New Orleans, Louisiana — The US consumer product safety commission (CPSC)’s split guidance to ban the use of halogenated flame retardants in polyurethane foam was ‘political,’ said Lee Salamone, speaking here on the fringes of the CPI annual meeting.
The CPSC decision was unexpected.
Arlene Blum, who’s Green Science Policy Institute petitioned for the CPSC to adopt CAL TB 117 flammability standard along with the American Home Furnishings Alliance in 2015 wrote in an email ‘many years of hard work paid off when, to our amazement, the CPSC commissioners voted to enact the petition.’
It was an unusual decision, Salamone added, because having issued the guidance the CPSC then ordered that a Chronic Hazard Advisory Panel should be convened to examine the risks of these flame retardants in polyurethane foam.

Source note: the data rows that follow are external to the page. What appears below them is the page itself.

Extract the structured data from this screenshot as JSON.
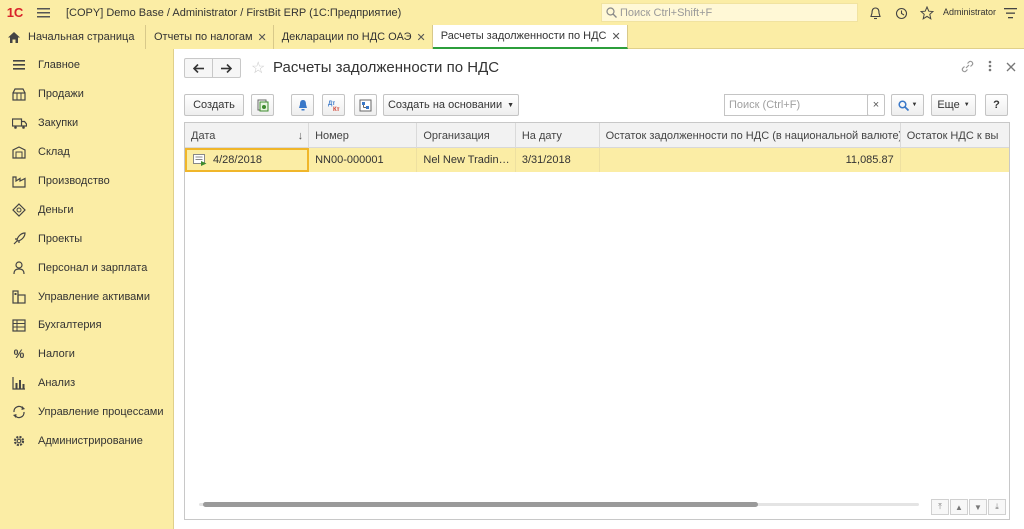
{
  "titlebar": {
    "logo": "1С",
    "app_title": "[COPY] Demo Base / Administrator / FirstBit ERP  (1С:Предприятие)",
    "search_placeholder": "Поиск Ctrl+Shift+F",
    "user": "Administrator"
  },
  "tabs": [
    {
      "label": "Начальная страница",
      "closable": false
    },
    {
      "label": "Отчеты по налогам",
      "closable": true
    },
    {
      "label": "Декларации по НДС ОАЭ",
      "closable": true
    },
    {
      "label": "Расчеты задолженности по НДС",
      "closable": true,
      "active": true
    }
  ],
  "sidebar": {
    "items": [
      {
        "label": "Главное",
        "icon": "menu-lines-icon"
      },
      {
        "label": "Продажи",
        "icon": "shop-icon"
      },
      {
        "label": "Закупки",
        "icon": "truck-icon"
      },
      {
        "label": "Склад",
        "icon": "warehouse-icon"
      },
      {
        "label": "Производство",
        "icon": "factory-icon"
      },
      {
        "label": "Деньги",
        "icon": "money-icon"
      },
      {
        "label": "Проекты",
        "icon": "rocket-icon"
      },
      {
        "label": "Персонал и зарплата",
        "icon": "person-icon"
      },
      {
        "label": "Управление активами",
        "icon": "assets-icon"
      },
      {
        "label": "Бухгалтерия",
        "icon": "ledger-icon"
      },
      {
        "label": "Налоги",
        "icon": "percent-icon"
      },
      {
        "label": "Анализ",
        "icon": "chart-icon"
      },
      {
        "label": "Управление процессами",
        "icon": "process-icon"
      },
      {
        "label": "Администрирование",
        "icon": "gear-icon"
      }
    ]
  },
  "page": {
    "title": "Расчеты задолженности по НДС"
  },
  "toolbar": {
    "create_label": "Создать",
    "create_based_label": "Создать на основании",
    "search_placeholder": "Поиск (Ctrl+F)",
    "clear_label": "×",
    "more_label": "Еще",
    "help_label": "?"
  },
  "grid": {
    "columns": [
      "Дата",
      "Номер",
      "Организация",
      "На дату",
      "Остаток задолженности по НДС (в национальной валюте)",
      "Остаток НДС к вы"
    ],
    "sort_indicator": "↓",
    "rows": [
      {
        "date": "4/28/2018",
        "number": "NN00-000001",
        "organization": "Nel New Tradin…",
        "on_date": "3/31/2018",
        "balance": "11,085.87",
        "vat_balance": ""
      }
    ]
  }
}
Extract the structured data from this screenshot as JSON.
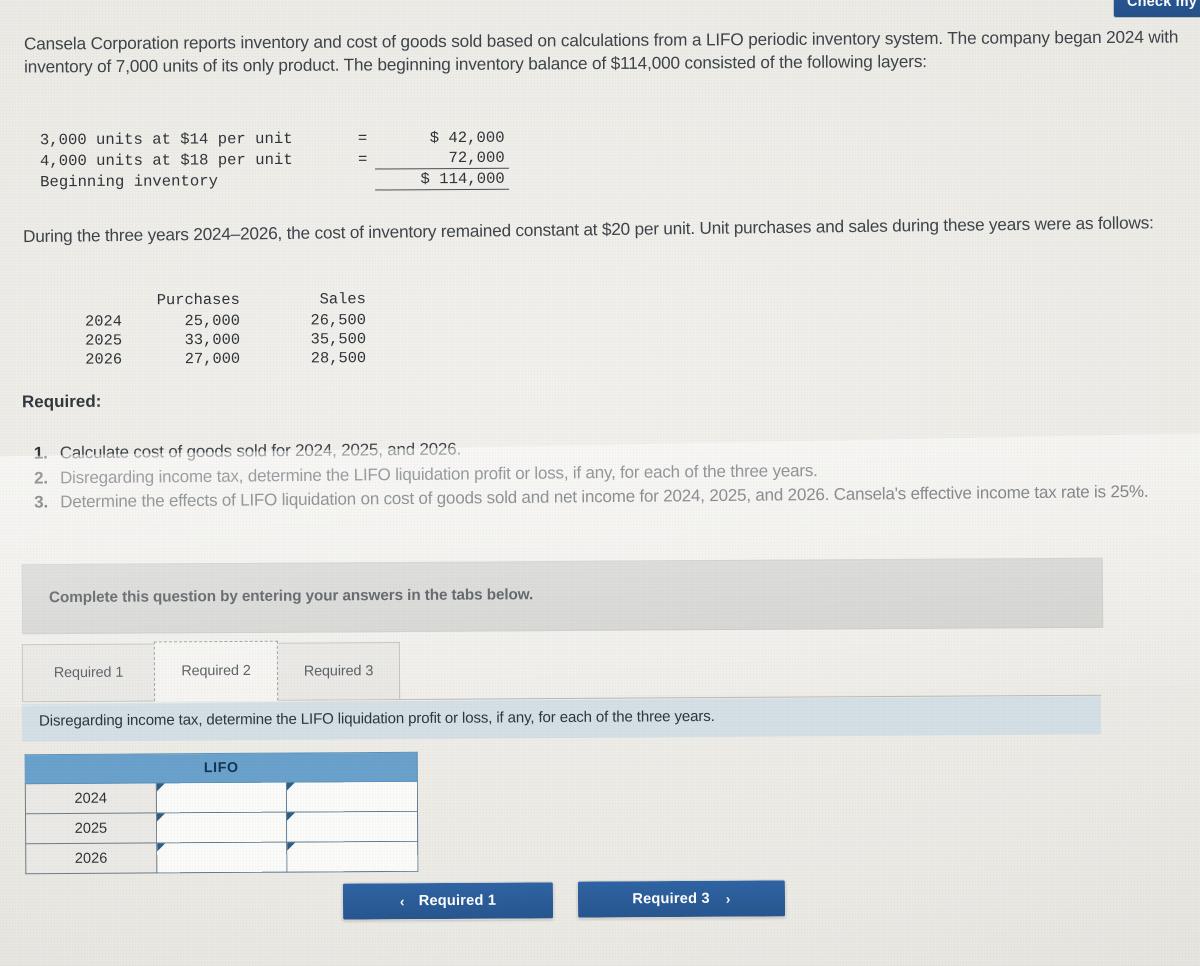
{
  "header": {
    "check_button_label": "Check my"
  },
  "problem": {
    "intro": "Cansela Corporation reports inventory and cost of goods sold based on calculations from a LIFO periodic inventory system. The company began 2024 with inventory of 7,000 units of its only product. The beginning inventory balance of $114,000 consisted of the following layers:",
    "layers": [
      {
        "description": "3,000 units at $14 per unit",
        "equals": "=",
        "amount": "$ 42,000"
      },
      {
        "description": "4,000 units at $18 per unit",
        "equals": "=",
        "amount": "72,000"
      },
      {
        "description": "Beginning inventory",
        "equals": "",
        "amount": "$ 114,000"
      }
    ],
    "paragraph2": "During the three years 2024–2026, the cost of inventory remained constant at $20 per unit. Unit purchases and sales during these years were as follows:",
    "units_table": {
      "columns": [
        "",
        "Purchases",
        "Sales"
      ],
      "rows": [
        {
          "year": "2024",
          "purchases": "25,000",
          "sales": "26,500"
        },
        {
          "year": "2025",
          "purchases": "33,000",
          "sales": "35,500"
        },
        {
          "year": "2026",
          "purchases": "27,000",
          "sales": "28,500"
        }
      ]
    },
    "required_label": "Required:",
    "required_items": [
      {
        "number": "1.",
        "text": "Calculate cost of goods sold for 2024, 2025, and 2026."
      },
      {
        "number": "2.",
        "text": "Disregarding income tax, determine the LIFO liquidation profit or loss, if any, for each of the three years."
      },
      {
        "number": "3.",
        "text": "Determine the effects of LIFO liquidation on cost of goods sold and net income for 2024, 2025, and 2026. Cansela's effective income tax rate is 25%."
      }
    ]
  },
  "answer_area": {
    "complete_banner": "Complete this question by entering your answers in the tabs below.",
    "tabs": [
      {
        "label": "Required 1",
        "active": false
      },
      {
        "label": "Required 2",
        "active": true
      },
      {
        "label": "Required 3",
        "active": false
      }
    ],
    "instruction": "Disregarding income tax, determine the LIFO liquidation profit or loss, if any, for each of the three years.",
    "lifo_table": {
      "header": "LIFO",
      "rows": [
        {
          "year": "2024",
          "value_a": "",
          "value_b": ""
        },
        {
          "year": "2025",
          "value_a": "",
          "value_b": ""
        },
        {
          "year": "2026",
          "value_a": "",
          "value_b": ""
        }
      ]
    },
    "nav": {
      "prev_chevron": "‹",
      "prev_label": "Required 1",
      "next_label": "Required 3",
      "next_chevron": "›"
    }
  },
  "colors": {
    "accent_blue": "#2f64a4",
    "table_header_blue": "#6aa2cd",
    "instruction_band": "#d4e0e6",
    "gray_band": "#cfd0cc"
  }
}
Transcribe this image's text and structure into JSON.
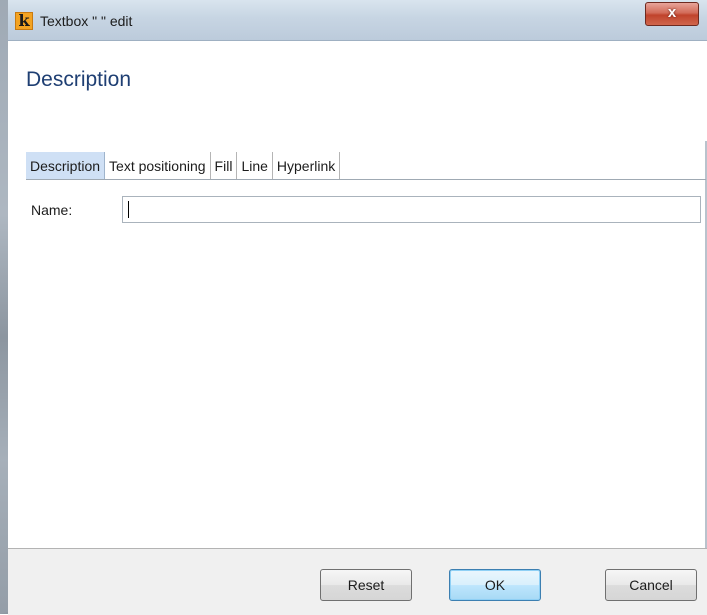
{
  "window": {
    "title": "Textbox \" \" edit",
    "close_label": "x",
    "icon": "k-app-icon",
    "icon_glyph": "k"
  },
  "header": {
    "title": "Description"
  },
  "tabs": [
    {
      "label": "Description",
      "active": true
    },
    {
      "label": "Text positioning",
      "active": false
    },
    {
      "label": "Fill",
      "active": false
    },
    {
      "label": "Line",
      "active": false
    },
    {
      "label": "Hyperlink",
      "active": false
    }
  ],
  "form": {
    "name_label": "Name:",
    "name_value": ""
  },
  "footer": {
    "reset_label": "Reset",
    "ok_label": "OK",
    "cancel_label": "Cancel"
  },
  "colors": {
    "accent_title": "#1f3f73",
    "active_tab": "#cfe0f5",
    "close_button": "#c0432c",
    "app_icon": "#f3a322"
  }
}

She added that “the [CPSC] staff position was that this should not be adopted’ partly on grounds that the test is difficult to perform and it is difficult to reproduce.
According to the Federal Register, ‘This guidance is not a binding or enforceable rule and would not change any person’s rights, duties, or obligations under the Federal Hazardous Substances Act or any other Act administered by the Commission.’
The CPSC said that the ruling covers ‘additive, non-polymeric chemicals only; it does not include reactive or polymeric organohalogen flame retardants.’